The things we have all brought with us still remain potential. There has been no marriage, consequently no issue. Meanwhile our prophet has characteristically been keeping his nose to the wind and, out of the complex of influences within and without, is seeking a new orientation − the orientation from which “Guiana” will emerge only as legend. Does Guiana really want this man −an artist who is not only Guianese but a prophet of the whole new world, a believer in the concept of Cosmic Man, of which Guiana with its diverse bloods could be such an apt birth-bed.

I think there can be no Guianese spirit as such. The idea presupposes an emotional unity which could be the result of only a greater unity − race, religion, art. None of these could ever constitute a single ideology in Guiana, so the possibility of a truly Guianese culture seems to me to be a very remote one. Besides, the picture of the contemporary Guianese is proof perfect. He is a man riding a ‘ticker’ bike or a Vauxhall toward an indistinct Nirvana quite unoccupied with any convictions of high art. The snobbery of opera houses and museums touches him not at all, is not really a part of this goal on which his unconscious eye is fixed, while he weaves the pattern which will be the concern of history −not of the self-conscious intellectual in his midst.

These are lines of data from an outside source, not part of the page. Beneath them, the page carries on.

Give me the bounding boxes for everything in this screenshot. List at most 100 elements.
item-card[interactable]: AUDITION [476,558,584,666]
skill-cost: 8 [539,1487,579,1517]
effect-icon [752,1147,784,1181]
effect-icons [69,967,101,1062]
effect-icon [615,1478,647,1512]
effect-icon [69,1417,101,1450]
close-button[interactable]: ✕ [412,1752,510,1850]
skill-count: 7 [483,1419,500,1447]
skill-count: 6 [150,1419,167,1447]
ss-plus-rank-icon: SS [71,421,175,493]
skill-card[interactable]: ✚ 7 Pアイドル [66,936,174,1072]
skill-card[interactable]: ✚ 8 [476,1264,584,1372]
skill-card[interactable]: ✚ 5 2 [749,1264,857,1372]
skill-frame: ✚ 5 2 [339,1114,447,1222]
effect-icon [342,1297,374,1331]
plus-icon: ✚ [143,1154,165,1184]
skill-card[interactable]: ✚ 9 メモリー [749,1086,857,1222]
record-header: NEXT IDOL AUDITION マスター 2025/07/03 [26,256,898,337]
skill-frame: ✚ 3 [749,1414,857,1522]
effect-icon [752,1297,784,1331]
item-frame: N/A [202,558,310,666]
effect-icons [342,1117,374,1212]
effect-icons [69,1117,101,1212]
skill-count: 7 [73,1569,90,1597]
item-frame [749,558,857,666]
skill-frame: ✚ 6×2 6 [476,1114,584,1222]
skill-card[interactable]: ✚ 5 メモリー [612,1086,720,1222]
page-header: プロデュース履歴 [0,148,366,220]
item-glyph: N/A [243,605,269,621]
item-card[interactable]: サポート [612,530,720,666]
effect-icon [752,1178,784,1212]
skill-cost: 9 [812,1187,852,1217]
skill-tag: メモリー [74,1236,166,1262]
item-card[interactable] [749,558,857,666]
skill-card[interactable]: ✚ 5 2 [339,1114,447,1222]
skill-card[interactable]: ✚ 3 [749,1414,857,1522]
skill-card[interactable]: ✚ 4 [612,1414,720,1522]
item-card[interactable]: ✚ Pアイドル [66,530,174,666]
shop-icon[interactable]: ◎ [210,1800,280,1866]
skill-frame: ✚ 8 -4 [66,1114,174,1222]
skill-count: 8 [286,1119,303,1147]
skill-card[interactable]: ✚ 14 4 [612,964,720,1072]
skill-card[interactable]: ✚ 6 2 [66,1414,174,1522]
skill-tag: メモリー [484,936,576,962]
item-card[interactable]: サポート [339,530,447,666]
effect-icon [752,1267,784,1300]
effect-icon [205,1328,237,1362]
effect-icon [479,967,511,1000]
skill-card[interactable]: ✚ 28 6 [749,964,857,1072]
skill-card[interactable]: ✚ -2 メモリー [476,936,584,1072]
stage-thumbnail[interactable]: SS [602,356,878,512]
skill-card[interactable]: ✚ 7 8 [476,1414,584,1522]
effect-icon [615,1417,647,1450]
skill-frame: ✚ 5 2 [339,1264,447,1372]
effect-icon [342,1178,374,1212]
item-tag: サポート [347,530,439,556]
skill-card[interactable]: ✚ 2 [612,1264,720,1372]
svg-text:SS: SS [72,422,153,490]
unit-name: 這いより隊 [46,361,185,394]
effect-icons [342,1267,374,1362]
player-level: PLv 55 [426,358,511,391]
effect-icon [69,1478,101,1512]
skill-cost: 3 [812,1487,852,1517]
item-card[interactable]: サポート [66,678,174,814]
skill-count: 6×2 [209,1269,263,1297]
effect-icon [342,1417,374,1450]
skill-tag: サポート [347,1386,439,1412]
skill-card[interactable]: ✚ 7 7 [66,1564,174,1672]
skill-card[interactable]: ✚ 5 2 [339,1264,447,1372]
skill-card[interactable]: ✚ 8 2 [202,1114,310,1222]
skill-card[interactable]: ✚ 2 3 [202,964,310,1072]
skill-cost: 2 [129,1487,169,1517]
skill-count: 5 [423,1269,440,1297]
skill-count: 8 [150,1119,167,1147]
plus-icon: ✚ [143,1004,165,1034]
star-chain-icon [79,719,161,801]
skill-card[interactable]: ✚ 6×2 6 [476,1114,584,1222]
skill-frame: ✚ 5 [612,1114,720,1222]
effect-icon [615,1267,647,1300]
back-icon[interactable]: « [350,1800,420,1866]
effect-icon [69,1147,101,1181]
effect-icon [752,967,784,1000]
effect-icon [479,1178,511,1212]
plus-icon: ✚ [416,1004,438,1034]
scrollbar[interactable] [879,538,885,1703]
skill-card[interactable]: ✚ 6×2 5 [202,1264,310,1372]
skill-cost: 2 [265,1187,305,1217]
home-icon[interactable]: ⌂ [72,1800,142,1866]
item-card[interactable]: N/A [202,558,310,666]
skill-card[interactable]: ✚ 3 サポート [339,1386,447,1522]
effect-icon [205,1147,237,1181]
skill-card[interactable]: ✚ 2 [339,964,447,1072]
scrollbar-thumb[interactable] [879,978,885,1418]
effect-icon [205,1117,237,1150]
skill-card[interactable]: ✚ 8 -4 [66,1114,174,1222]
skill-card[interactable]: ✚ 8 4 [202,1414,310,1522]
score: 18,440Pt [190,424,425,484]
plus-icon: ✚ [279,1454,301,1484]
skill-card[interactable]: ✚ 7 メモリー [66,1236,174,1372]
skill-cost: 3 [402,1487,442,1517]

This, of course, is as it should be. The civilisations of Europe have sanctified Art, placed it in a different and distant little world, the Gothic Cathedral mummified in the museum. The European no longer lives art. It exists on the surface of his life, a beautiful cream, a veneer. He is going toward no Nirvana.

The Guianese, like all the other peoples of our New World has been emancipated from a background, his history short and unformed. He is a young man with a hope. His incoherent shiftings constitute his common denominator with all the rest of Columbus’ world. Here blood is new in a way that does not go for Europe. Here is clay for the sculpture which will be Tomorrow’s Man. The man with a different and complex yesterday, seeking other values, exploding myths, creating a way of life human and universal. This mid-twentieth century has already questioned the idea of air-tight national pigeonholing of peoples and nothing now happens anywhere which is not the concern of the whole world.

Take the artist as pilot. Take the European painter. In a way he died toward the end of the 19th century. A part of him did, anyway − his smug insularity. For the first time in his history he looked out on the world. Shyly at first − toward the Art of Japan. He absorbed the influence of the Japanese print. Then he discovered the primitive − African Negro, pre-Columbian, Oceanic sculpture; the art of Siberia, cave paintings. These influences were profound, infused European art with red blood. The artist was the first to sense the coming significance of the peoples who played the role in contemporary art that they are about to play in contemporary living. The European prophets.

In this western hemisphere, here in these Americas, there is all the potential. The human lives here who has all the atavisms in his blood. Guianese man is a microcosm of American man, capable of fashioning the universal. A fascinating prospect! Beneath this sun which is all the colour of the world walks the man who is all the races of the earth. His hope is founded on marriage. His home the world.